Here in Oregon, flipping through stacks of vinyl for hours on end is not an uncommon pastime, so it’s good to know there is a holiday of sorts to celebrate the enthusiasm of the music collector, and the shops that serve her or him.
Record Store Day was founded in 2007 to pay homage to the unique culture of over 700 independently owned record stores throughout the US.
This year as part of the celebration, artists around the globe are releasing over 300 limited edition vinyl releases, including records by Oregon artists Black Prairie, M. Ward, Blitzen Trapper and the Portland Cello Project.
We thought we’d take this distinctive holiday as an opportunity to highlight some of the state’s best independent record stores. If it seems like years since you’ve held a printed copy of music in your hands, head out to one of these spots tomorrow, and dig in. Album art looks great on an actual album… remember? Who knows, you may rekindle a beloved pastime.
First opened March 15, 1969 on the corner of Burnside and 32nd, Don & Loreen MacLeod and brother-in-law Dan Lissy wanted to run a record store specializing in underground music. The shop quickly expanded to include a Classical section, and eventually a second location. Thirty years later, it’s the oldest record store in the Pacific Northwest.
Often regarded as one of the grandfathers of independent music stores, Music Millennium’s current owner/operator Terry Currier made national headlines when he burned all Garth Brook’s tapes and records outside the store in protest against the country singer’s campaign to ban the sale of used CDs and albums. He took his campaign down the West Coast, and eventually the record companies surrendered.
One of the coolest things about this store is the live performances they host by local and touring artists. On a given weekend afternoon, you could be treated to an intimate performance from Sheryl Crow, Richard Thompson or even Soundgarden.
Northern Californians John and Trina Brenes moved their store to Ashland in 2001, and specialize in new and collectible vinyl, as well as a large selection of mint and used records. They have a ton of famous fans of their store.
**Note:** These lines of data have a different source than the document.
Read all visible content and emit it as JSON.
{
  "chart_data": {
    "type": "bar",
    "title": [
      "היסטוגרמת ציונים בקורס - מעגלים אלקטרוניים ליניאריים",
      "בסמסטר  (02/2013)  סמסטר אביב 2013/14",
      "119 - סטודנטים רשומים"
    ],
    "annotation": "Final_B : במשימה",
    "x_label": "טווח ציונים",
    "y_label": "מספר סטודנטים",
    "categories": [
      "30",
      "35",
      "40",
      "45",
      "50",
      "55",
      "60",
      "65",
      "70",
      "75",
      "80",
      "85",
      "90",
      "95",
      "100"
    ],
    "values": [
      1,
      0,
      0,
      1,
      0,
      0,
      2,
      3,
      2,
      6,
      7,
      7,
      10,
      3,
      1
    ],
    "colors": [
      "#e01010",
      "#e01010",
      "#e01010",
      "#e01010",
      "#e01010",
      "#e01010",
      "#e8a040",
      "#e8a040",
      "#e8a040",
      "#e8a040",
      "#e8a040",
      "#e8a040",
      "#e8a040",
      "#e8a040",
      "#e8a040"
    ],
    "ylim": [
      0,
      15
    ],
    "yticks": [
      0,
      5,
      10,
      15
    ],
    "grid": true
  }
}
Emmylou Harris says, “The Music Coop is an Oasis in the record store wasteland,” and Linda Ronstadt chimes in, “(it’s) the greatest independent record store in the world. “
So… um… don’t take my word for it.
Ranch doesn’t necessarily specialize in one genre or medium, but instead has a very decent sized collection of both records and CDs, and a particularly large inventory of used items in great condition.
The stores I’ve been to in Bend and McMinnville have lots of cool posters and album covers on the wall, and they are always open to stocking and promoting new releases by local musicians.